The permanent secretary at the Ministry of Works, Construction and Infrastructure, Yahya Sireh Jallow, has tasked the Gambia Ports Authority and the Gambia Maritime Administration to maintain zero tolerance and no-compromise for safety and security of passengers, crew and cargo vessels using Gambian waterways.

Jallow made this call in a statement read on his behalf by the deputy permanent secretary for Technical at the Ministry of Works, Demba S. Bah, at the opening of a five-day seminar on Flag State Implementation workshop held at the GPA training room yesterday.

Organised by the Gambia Maritime Administration, the forum brought together participants from the Gambia Ports Authority, Attorney General's Chambers and Ministry of Justice, Department of Fisheries, and shipping companies, among others.

He underscored the socio-economic importance of the Port of Banjul, including the ferry services, in the socio-economic development of The Gambia.

According to Mr. Jallow, though ferries are non conventional vessels, it goes without saying that their socio-economic benefits must match their seaworthiness.

"I am, therefore, pleased that GMA has commenced the inspection of the ferries to complement the internal inspections regularly conducted by the GPA. Though the core activity of the GPA is to generate revenue, whereas GMA's is regulatory, the two institutions, as mentioned earlier, have a common objective, and that is to ensure safety and security on Gambian waterways free from marine pollution," Jallow added.

This common objective, he says, calls for a cooperative approach between the two institutions to prevent disasters like the Joola, a sad incident that took place in Senegalese waters off the coast of Gambia about a decade ago.

Mr.
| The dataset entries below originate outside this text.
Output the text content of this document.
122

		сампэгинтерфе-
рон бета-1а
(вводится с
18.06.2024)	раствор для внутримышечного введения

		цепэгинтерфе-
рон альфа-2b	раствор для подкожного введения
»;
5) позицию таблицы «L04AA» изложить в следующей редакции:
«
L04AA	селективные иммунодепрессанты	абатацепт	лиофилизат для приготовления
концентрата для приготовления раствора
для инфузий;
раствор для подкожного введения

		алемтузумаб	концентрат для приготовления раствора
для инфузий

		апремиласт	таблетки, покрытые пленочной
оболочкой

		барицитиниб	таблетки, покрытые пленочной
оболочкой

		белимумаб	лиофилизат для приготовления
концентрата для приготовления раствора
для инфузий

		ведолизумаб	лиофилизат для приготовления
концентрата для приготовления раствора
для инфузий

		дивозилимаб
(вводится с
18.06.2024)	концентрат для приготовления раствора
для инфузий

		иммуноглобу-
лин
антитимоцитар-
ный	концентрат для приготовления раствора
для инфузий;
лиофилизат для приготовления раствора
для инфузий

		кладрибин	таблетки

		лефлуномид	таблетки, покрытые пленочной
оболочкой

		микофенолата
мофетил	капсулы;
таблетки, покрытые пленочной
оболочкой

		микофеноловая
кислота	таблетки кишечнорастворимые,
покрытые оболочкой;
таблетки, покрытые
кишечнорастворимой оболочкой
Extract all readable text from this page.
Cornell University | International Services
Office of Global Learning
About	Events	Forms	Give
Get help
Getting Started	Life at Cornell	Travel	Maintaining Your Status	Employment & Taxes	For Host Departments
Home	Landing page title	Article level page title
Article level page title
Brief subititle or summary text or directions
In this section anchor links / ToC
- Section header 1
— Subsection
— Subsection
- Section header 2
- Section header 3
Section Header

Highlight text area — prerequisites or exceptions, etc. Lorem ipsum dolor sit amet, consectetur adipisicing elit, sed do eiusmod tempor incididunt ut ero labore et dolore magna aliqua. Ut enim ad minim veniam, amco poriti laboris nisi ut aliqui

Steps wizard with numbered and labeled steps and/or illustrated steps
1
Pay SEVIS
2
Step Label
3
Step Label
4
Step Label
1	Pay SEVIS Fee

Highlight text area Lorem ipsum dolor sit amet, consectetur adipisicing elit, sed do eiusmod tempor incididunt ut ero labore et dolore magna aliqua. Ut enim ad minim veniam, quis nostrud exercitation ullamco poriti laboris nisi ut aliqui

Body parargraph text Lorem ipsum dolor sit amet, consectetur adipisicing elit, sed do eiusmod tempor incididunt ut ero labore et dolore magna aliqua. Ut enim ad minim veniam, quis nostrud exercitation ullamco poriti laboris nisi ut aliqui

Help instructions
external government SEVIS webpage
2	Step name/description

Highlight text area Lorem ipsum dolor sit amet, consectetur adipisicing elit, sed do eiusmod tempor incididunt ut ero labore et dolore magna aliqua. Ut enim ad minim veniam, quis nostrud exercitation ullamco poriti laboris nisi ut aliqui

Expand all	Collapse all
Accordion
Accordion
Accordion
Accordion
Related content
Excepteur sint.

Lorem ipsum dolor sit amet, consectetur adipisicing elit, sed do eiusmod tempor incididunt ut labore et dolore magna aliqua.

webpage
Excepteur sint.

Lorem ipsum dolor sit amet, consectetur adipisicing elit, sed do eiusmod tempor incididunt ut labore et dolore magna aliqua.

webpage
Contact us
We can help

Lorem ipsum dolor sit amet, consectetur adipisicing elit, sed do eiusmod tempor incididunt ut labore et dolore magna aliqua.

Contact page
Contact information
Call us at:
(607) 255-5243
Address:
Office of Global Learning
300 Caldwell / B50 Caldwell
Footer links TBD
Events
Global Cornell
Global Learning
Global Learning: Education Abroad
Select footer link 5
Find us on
Jallow described Flag State Implementation as one of the most important duties and responsibilities performed by a maritime administration on behalf of a state, noting that its importance is reflected in the fact that most major IMO Convention Codes, came into play during FLAG State Implementation.

"Therefore, "if the Gambia wants to register and certify vessels that meet international safety standards; if the Gambia wants vessels using her waterways to be manned by qualified and competent crew; if the Gambia wants the welfare of her seafarers to be given priority attention, and if the Gambia wants her seaport to be recognized and respected internationally, the country must ensure that Flag State Implementation is carried out effectively and efficiently", he said.